PhysioNet.](https://doi.org/10.13026/4jqj-jw95)
- [Johnson, A.E.W., Pollard, T.J., Berkowitz, S.J. et al. MIMIC-CXR, a
de-identified publicly available database of chest radiographs with
free-text reports. Sci Data 6, 317
(2019).](https://doi.org/10.1038/s41597-019-0322-0)
- Available on Physionet Goldberger, A., Amaral, L., Glass, L., Hausdorff, J.,
Ivanov, P. C., Mark, R., ... & Stanley, H. E. (2000). [PhysioBank,
PhysioToolkit, and PhysioNet: Components of a new research resource for
complex physiologic signals. Circulation [Online]. 101 (23), pp.
e215–e220.](https://pubmed.ncbi.nlm.nih.gov/10851218/)
## Implementation information
Details about the model internals.
### Software
Training was done using [JAX](https://github.com/google/jax)
JAX allows researchers to take advantage of the latest generation of hardware,
including TPUs, for faster and more efficient training of large models.
## Use and limitations
### Intended use
* CXR Foundation can reduce the training data, compute, and technical
expertise necessary to develop AI applications for radiographs. The model
has been optimized for chest X-rays, but researchers have reported success
using it for other types of X-rays, including X-rays of other body parts and
even veterinary X-rays. Some example applications include:
#### Data-efficient classification:
With a low amount of labeled data, you can train a classifier model on top of
CXR Foundation embeddings (ELIXR v2.0). Furthermore, each embedding can be used
downstream as an input for a variety of different classifiers, with very little
additional compute. Below are some example classification tasks:
* Clinical findings like fracture or pneumothorax
* Determining X-ray image quality
* Determining the X-ray view or body part
* Determining the presence of devices
* Discovering misplaced tubes
#### Zero-shot classification
By using the contrastive mode (ELIXR-contrastive / v2.0 text), users can get a
classification score without any additional training data through
textual prompts. Zero-shot works by measuring the relative distance of the image
embeddings from a positive e.g., "pleural effusion present", and negative text
prompt e.g., "normal X-ray". The use cases are the same as data-efficient
classification but don't require data to train. The zero-shot method will
outperform data-efficient classifications at low levels of training data, while
the data-efficient classification will tend to exceed zero-shot performance with
larger amounts of data. See [ELIXR paper](https://arxiv.org/pdf/2308.01317) for
more details.
#### Semantic image retrieval
By using the contrastive mode (ELIXR-contrastive / v2.0 text) users can rank a
set of X-rays across a search query. Similar to Zero-shot classification,
language-based image retrieval relies on the distance between the embeddings of
the set of images and the text embeddings from the search query.
### Benefits
* CXR Foundation Embeddings can be used for efficient training of AI
development for chest X-ray image analysis with significantly less data and
compute than traditional methods.
* By leveraging the large set of pre-trained images CXR Foundation is trained
on, users need less data but can also build more generalizable models than
training on more limited datasets.
### Limitations
The following are known factors that might limit the generalizability or
usefulness of the model output for application in downstream tasks:
* The model was trained using only de-identified data from the US and India
and may not generalize well to data from other countries, patient
populations, or manufacturers not used in training.

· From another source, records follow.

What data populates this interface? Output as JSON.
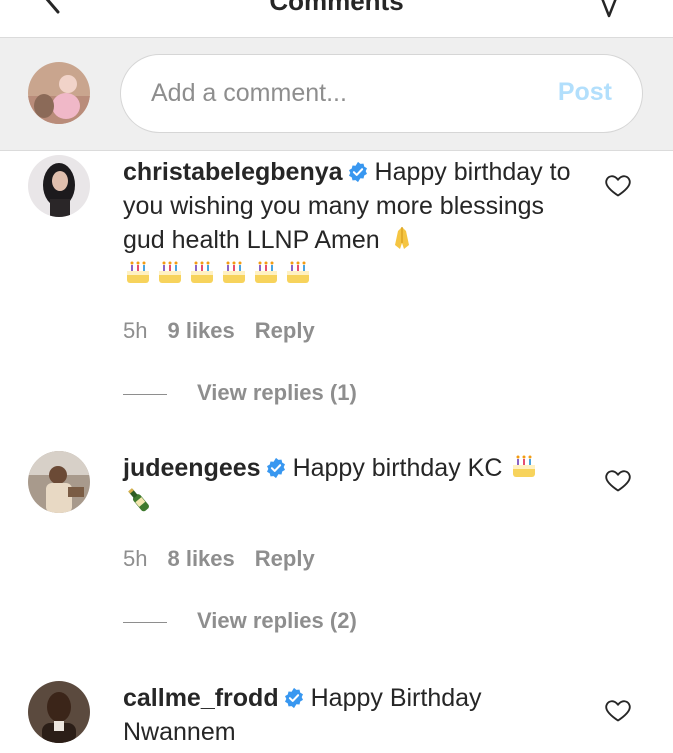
{
  "header": {
    "title": "Comments",
    "back_icon": "chevron-left-icon",
    "send_icon": "send-icon"
  },
  "composer": {
    "placeholder": "Add a comment...",
    "post_label": "Post"
  },
  "comments": [
    {
      "username": "christabelegbenya",
      "text_line1": "Happy birthday",
      "text_rest": "to you wishing you many more blessings gud health LLNP Amen",
      "emojis": [
        "pray",
        "cake",
        "cake",
        "cake",
        "cake",
        "cake",
        "cake"
      ],
      "time": "5h",
      "likes": "9 likes",
      "reply": "Reply",
      "view_replies": "View replies (1)"
    },
    {
      "username": "judeengees",
      "text_line1": "Happy birthday KC",
      "emojis": [
        "cake",
        "champagne"
      ],
      "time": "5h",
      "likes": "8 likes",
      "reply": "Reply",
      "view_replies": "View replies (2)"
    },
    {
      "username": "callme_frodd",
      "text_line1": "Happy Birthday",
      "text_rest": "Nwannem"
    }
  ],
  "colors": {
    "verified": "#3897f0",
    "post_disabled": "#b2dffc",
    "meta": "#8e8e8e",
    "composer_bg": "#efefef"
  }
}
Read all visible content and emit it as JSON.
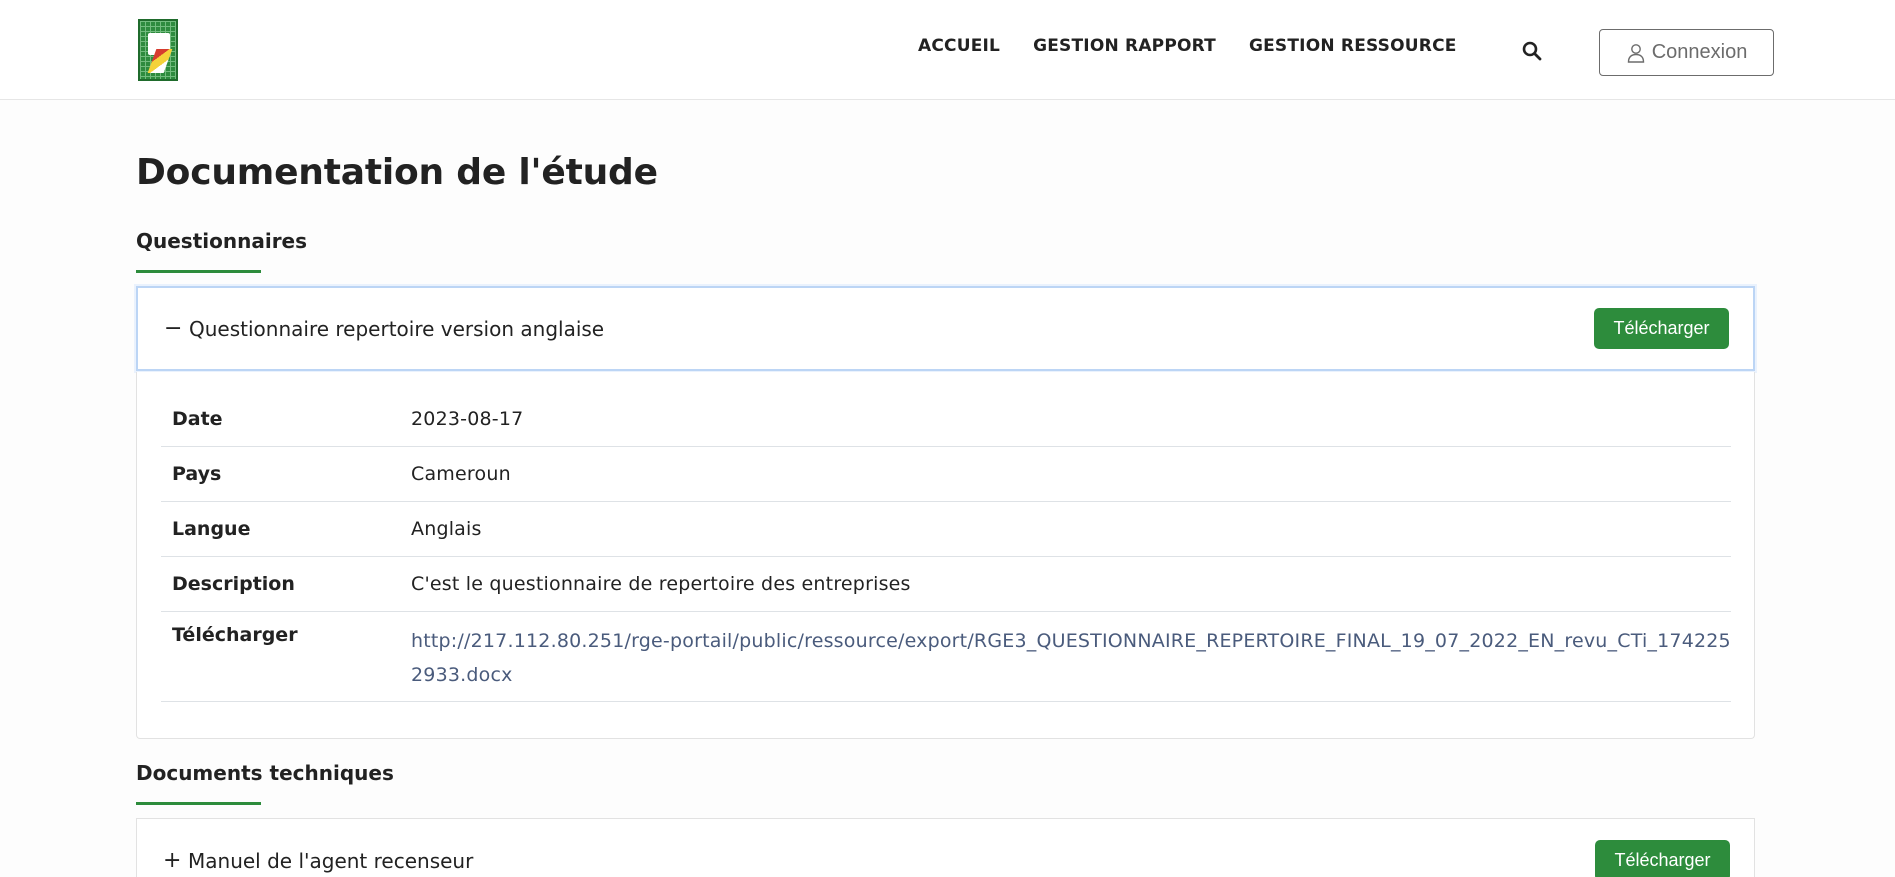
{
  "header": {
    "nav": [
      "ACCUEIL",
      "GESTION RAPPORT",
      "GESTION RESSOURCE"
    ],
    "login_label": "Connexion"
  },
  "page": {
    "title": "Documentation de l'étude"
  },
  "sections": {
    "questionnaires": {
      "title": "Questionnaires",
      "item": {
        "sign": "−",
        "title": "Questionnaire repertoire version anglaise",
        "download_label": "Télécharger",
        "rows": [
          {
            "key": "Date",
            "value": "2023-08-17"
          },
          {
            "key": "Pays",
            "value": "Cameroun"
          },
          {
            "key": "Langue",
            "value": "Anglais"
          },
          {
            "key": "Description",
            "value": "C'est le questionnaire de repertoire des entreprises"
          },
          {
            "key": "Télécharger",
            "value": "http://217.112.80.251/rge-portail/public/ressource/export/RGE3_QUESTIONNAIRE_REPERTOIRE_FINAL_19_07_2022_EN_revu_CTi_1742252933.docx"
          }
        ]
      }
    },
    "documents": {
      "title": "Documents techniques",
      "item": {
        "sign": "+",
        "title": "Manuel de l'agent recenseur",
        "download_label": "Télécharger"
      }
    }
  },
  "colors": {
    "accent": "#2d8c3c",
    "link": "#4a5b7c",
    "active_border": "#bcd5f5"
  }
}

* The model has only been validated for a limited number of the many potential
downstream tasks involving chest radiographs.

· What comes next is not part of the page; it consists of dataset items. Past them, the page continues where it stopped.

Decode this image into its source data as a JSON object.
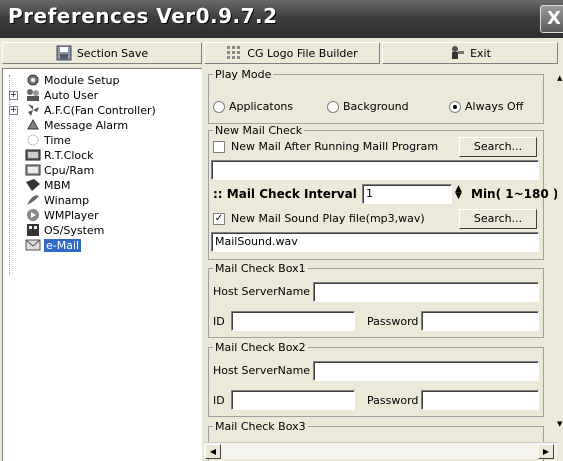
{
  "window": {
    "title": "Preferences Ver0.9.7.2",
    "close_label": "X"
  },
  "toolbar": {
    "section_save": "Section Save",
    "logo_builder": "CG Logo File Builder",
    "exit": "Exit"
  },
  "tree": {
    "items": [
      {
        "label": "Module Setup",
        "icon": "gear-icon",
        "expandable": false
      },
      {
        "label": "Auto User",
        "icon": "users-icon",
        "expandable": true
      },
      {
        "label": "A.F.C(Fan Controller)",
        "icon": "fan-icon",
        "expandable": true
      },
      {
        "label": "Message Alarm",
        "icon": "alarm-icon",
        "expandable": false
      },
      {
        "label": "Time",
        "icon": "clock-icon",
        "expandable": false
      },
      {
        "label": "R.T.Clock",
        "icon": "rtclock-icon",
        "expandable": false
      },
      {
        "label": "Cpu/Ram",
        "icon": "cpu-icon",
        "expandable": false
      },
      {
        "label": "MBM",
        "icon": "mbm-icon",
        "expandable": false
      },
      {
        "label": "Winamp",
        "icon": "winamp-icon",
        "expandable": false
      },
      {
        "label": "WMPlayer",
        "icon": "wmplayer-icon",
        "expandable": false
      },
      {
        "label": "OS/System",
        "icon": "system-icon",
        "expandable": false
      },
      {
        "label": "e-Mail",
        "icon": "mail-icon",
        "expandable": false,
        "selected": true
      }
    ]
  },
  "play_mode": {
    "label": "Play Mode",
    "options": [
      "Applicatons",
      "Background",
      "Always Off"
    ],
    "selected": "Always Off"
  },
  "new_mail_check": {
    "label": "New Mail Check",
    "after_running_label": "New Mail After Running Maill Program",
    "after_running_checked": false,
    "program_path": "",
    "search_label": "Search...",
    "interval_label": ":: Mail Check Interval",
    "interval_value": "1",
    "interval_range": "Min( 1~180 )",
    "sound_label": "New Mail Sound Play file(mp3,wav)",
    "sound_checked": true,
    "sound_file": "MailSound.wav"
  },
  "boxes": [
    {
      "label": "Mail Check Box1",
      "host_label": "Host ServerName",
      "host": "",
      "id_label": "ID",
      "id": "",
      "password_label": "Password",
      "password": ""
    },
    {
      "label": "Mail Check Box2",
      "host_label": "Host ServerName",
      "host": "",
      "id_label": "ID",
      "id": "",
      "password_label": "Password",
      "password": ""
    },
    {
      "label": "Mail Check Box3"
    }
  ],
  "colors": {
    "title_bg": "#3e3e3e",
    "selection": "#316ac5",
    "face": "#ece9d8"
  }
}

* Image quality and min resolution. 1024x1024 recommended.
* The model is only used to generate embeddings of user-provided data. It does
not generate any predictions or diagnosis on its own.
* Task-specific validation remains an important aspect of downstream model
development by the end user.
* As with any research, developers should ensure that any downstream
application is validated to understand performance using data that is
appropriately representative of the intended use setting for the specific
application (e.g., age, sex, gender, condition, scanner, etc.).